If we substitute $x=\sin \theta$ then we get the derivative to be $\frac{1}{\sqrt{1-x^2}}$ shown in the picture below
But instead of assuming $x=\sin \theta$ if we assume $x=\cos \theta$ we get the answer to be $-\frac{1}{\sqrt{1-x^2}}$. Why the answers are different in this case? Where is the mistake here?

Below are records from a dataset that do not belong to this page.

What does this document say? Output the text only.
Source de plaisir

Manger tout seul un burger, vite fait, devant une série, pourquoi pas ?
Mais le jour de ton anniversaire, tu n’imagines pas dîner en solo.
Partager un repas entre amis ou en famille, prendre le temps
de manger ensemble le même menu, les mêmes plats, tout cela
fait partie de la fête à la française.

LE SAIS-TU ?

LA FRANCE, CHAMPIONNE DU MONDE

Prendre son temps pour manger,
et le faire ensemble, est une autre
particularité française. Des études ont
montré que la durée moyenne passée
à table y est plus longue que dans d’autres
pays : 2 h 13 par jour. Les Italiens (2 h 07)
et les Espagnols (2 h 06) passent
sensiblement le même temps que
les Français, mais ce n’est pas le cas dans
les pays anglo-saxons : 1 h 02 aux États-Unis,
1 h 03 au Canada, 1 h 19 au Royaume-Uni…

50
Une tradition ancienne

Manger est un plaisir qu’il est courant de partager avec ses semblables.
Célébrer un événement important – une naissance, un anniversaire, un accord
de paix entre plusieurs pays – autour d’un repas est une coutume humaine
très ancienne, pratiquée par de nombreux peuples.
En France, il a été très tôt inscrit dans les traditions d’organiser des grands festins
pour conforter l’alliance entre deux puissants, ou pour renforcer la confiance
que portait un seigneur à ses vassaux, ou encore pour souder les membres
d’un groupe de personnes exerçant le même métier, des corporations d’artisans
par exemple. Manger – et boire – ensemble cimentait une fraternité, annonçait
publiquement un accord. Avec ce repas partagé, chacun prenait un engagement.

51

Actually, $$\frac{d}{dx}\left(\sin^{-1}\left(\frac{x+\sqrt{1-x^2}}{\sqrt{2}}\right)\right)=\frac{\sqrt{1-x^2}-x}{|\sqrt{1-x^2}-x|}\frac{1}{\sqrt{1-x^2}}.$$
See WolframAlpha.
So, the derivative is equal to $\frac{1}{\sqrt{1-x^2}}$ if $\sqrt{1-x^2}-x>0$ that is if $-1<x<\frac1{\sqrt2}$ and $-\frac{1}{\sqrt{1-x^2}}$ if $\frac1{\sqrt2}<x<1$.
Note also that when you substitute $x=\cos\theta$, you may get $\frac{\pi}{4}-\theta$ for the expression if you accept that $\sqrt{1-\cos^2\theta}=-\sin\theta.$